According to The Cavalier Daily, a group of UVA student leaders are speaking out as people across the nation continue to criticize the university, Rolling Stone and rape victim Jackie — the latter who's certainly dealing with the brunt of the massive fallout. Unlike Rolling Stone, who said its editors "misplaced their trust" in Jackie, or conservative pundit Jonah Goldberg, who publicly doubted Jackie's story, these student leaders say the issue is not whether the story is true or false. Instead, it's how do we aid sexual assault survivors going forward.

Brian Head, a senior and president of UVA's all-male sexual assault peer group One in Four, told The Cavalier Daily:

The inaccuracies of a Rolling Stone article that had a caricature depiction of our school doesn’t change the fact that we need to believe our friends if they come to you and say they’re been sexually assaulted. People were horrified by the reported reaction of Jackie’s friends in that article.
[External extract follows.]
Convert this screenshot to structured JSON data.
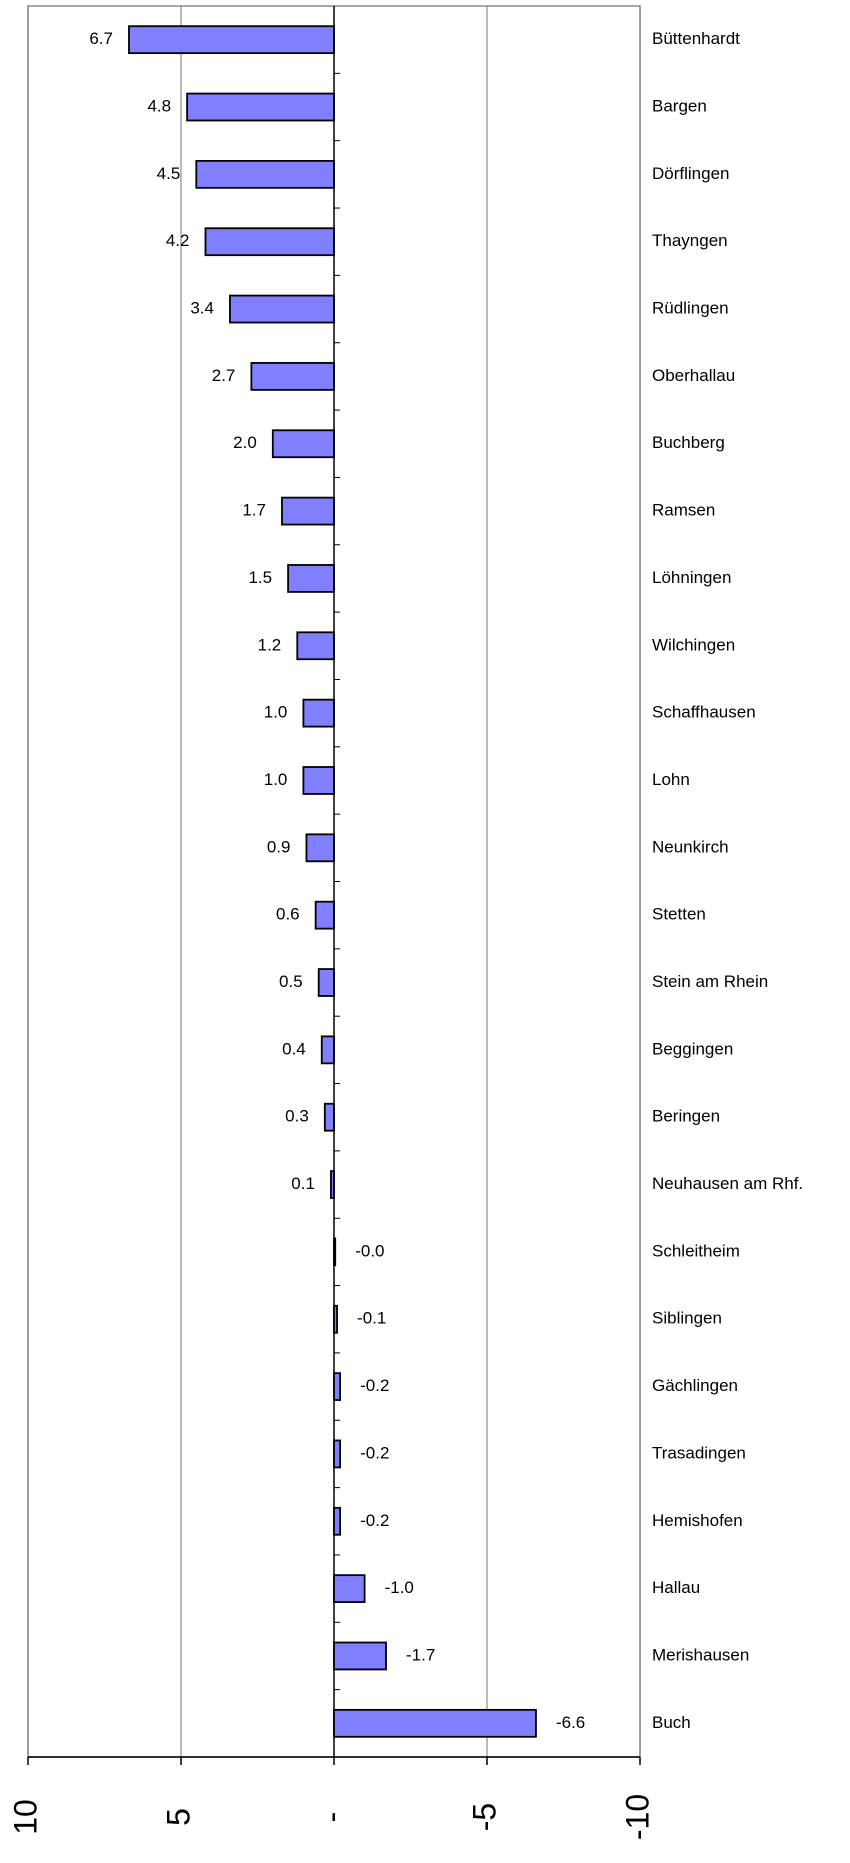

Sarah Surface, a junior who's a member of the school's Sexual Violence Prevention Coalition, added to the student newspaper that finger-combing through every detail in Jackie's story should not take away from the reality rape victims must live through:

Trauma does a lot of things to the brain and to memory. It is not uncommon for details to not 100 percent match up with what people believe to be a reasonable story. The thing is, most people don’t have to [be] hounded by reporters about that. This lack of recollection does not mean their stories are entirely false.
Jay Paul/Getty Images News/Getty Images

The Rolling Stone retraction, coupled with the new details surfacing in outlets such as The Washington Post, has also tested the student writers and editors of The Cavalier Daily, who are seemingly reporting non-stop on the evolving story. Lauren Horne, a freshman who writes a column for the student-run newspaper, criticized Rolling Stone's handling of its retraction and apology in an interview with the Christian Science Monitor:

If there’s anything wrong with Jackie’s story, fine. Sexual assault is still an issue, and it’s still an issue here. But they completely took the blame off of themselves, and put it on Jackie. It says in the statement that our trust in her was misplaced, but you didn’t do your job.
Jay Paul/Getty Images News/Getty Images

University officials are also standing firm in their newfound commitment to combating on-campus sexual assault and reforming their reporting polices. On Friday, UVA President Teresa Sullivan released a statement responding to the Rolling Stone retraction, saying the "news must not alter" the school's focus.

Sullivan said:

The University remains first and foremost concerned with the care and support of our students and, especially, any survivor of sexual assault. Our students, their safety, and their well-being, remain our top priority. ... We will continue to take a hard look at our practices, policies and procedures, and continue to dedicate ourselves to becoming a model institution in our educational programming, in the character of our student culture, and in our care for those who are victims.

Meanwhile, UVA's Phi Kappa Psi chapter, which was named in the Rolling Stone feature as the fraternity house where the alleged assault took place, denied the gang-rape accusation in a press statement released on Friday. The fraternity said it did not hold a registered party the night Jackie alleged the rape occurred — though it's still possible there was an unregistered party that night — and that sexual assault is not "part of our pledging or initiation process."